Nadine olhou-o, ainda repousando a mão sobre o queixo, e lhe disse:

— Querido colega… Entendo a dramaticidade do que você descreveu. Cheguei a sentir na pele a dor de morrer assim. Penso que todos levamos conosco um pouco da memória planetária, que faz com que tenhamos impressas em nossos corpos e mentes as sensações que nossos antepassados vivenciaram. Acho que a história carrega uma metáfora poderosa. Ela trata da possibilidade heroica de transgre­dirmos os nossos limites em nome de algo superior e nobre. No caso da adúltera pecadora, o amor era esse limite. Ela sabia que “amar/pecar” seria entendido como uma agressão ao modelo patriarcal estabelecido, e que mesmo diante da possibilidade de morrer ela preferiu arriscar, em nome de algo que ela entendia como sublime e valioso.

Resolvi também comentar o texto de Max. Sabia que era hora de ir, pois o escuro já dificultava nossa visão dos letreiros da rua em frente. O dia foi de intensas emo­ções de reencontro, e penso que Max deixara a leitura de seu texto para o fim porque queria nossa opinião sobre seu projeto de escrever um livro.

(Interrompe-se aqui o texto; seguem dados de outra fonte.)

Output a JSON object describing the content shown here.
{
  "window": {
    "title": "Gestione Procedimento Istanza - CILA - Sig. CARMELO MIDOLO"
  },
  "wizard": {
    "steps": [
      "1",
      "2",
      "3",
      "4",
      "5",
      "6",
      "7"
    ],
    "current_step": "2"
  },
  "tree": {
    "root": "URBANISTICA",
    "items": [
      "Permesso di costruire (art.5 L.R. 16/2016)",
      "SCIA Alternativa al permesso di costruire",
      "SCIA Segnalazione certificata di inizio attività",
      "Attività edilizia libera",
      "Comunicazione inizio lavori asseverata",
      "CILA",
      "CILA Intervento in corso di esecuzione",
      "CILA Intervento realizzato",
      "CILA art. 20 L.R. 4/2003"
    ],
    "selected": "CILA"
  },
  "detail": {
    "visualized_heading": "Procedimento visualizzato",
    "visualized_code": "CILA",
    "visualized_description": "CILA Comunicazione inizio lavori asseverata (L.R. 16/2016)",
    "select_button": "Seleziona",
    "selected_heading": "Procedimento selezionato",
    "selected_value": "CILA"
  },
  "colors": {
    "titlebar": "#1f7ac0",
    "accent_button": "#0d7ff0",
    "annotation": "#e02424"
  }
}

— Acho que podemos inserir sua metáfora em muitas circunstâncias banais e cor­riqueiras de nossa vida. A pecadora pode ser qualquer um de nós defrontando-se com as nossas paixões. O próprio nascimento humano pode ser visto nesse con­texto, se pudermos entendê-lo como um processo de profunda capacidade trans­formativa para uma mulher. E o nascimento humano carrega essa potencialidade, desde que se entenda a possibilidade libertária e empoderadora que ele traz con­sigo. Para uma mulher ser protagonista de seu próprio parto, ela precisa desafiar os limites impostos por uma sociedade que se assenta sobre valores outros, e que não admite que esses sejam subvertidos. A pecadora, em uma visão humanista, é aquela mulher que se decidiu por aceitar e incorporar por inteiro a tarefa de ser mãe, com tudo o que isso possa significar. É apoderar-se de um evento que sem­pre foi seu, mas que a sociedade tecnocrática acabou afastando dela. Esse res­gate é inegavelmente um gerador de conflito, e por isso muitas são vistas como “radicais”, “egoístas” ou outros adjetivos negativos que a sociedade utiliza para quem tenta desobedecer a seus ditames.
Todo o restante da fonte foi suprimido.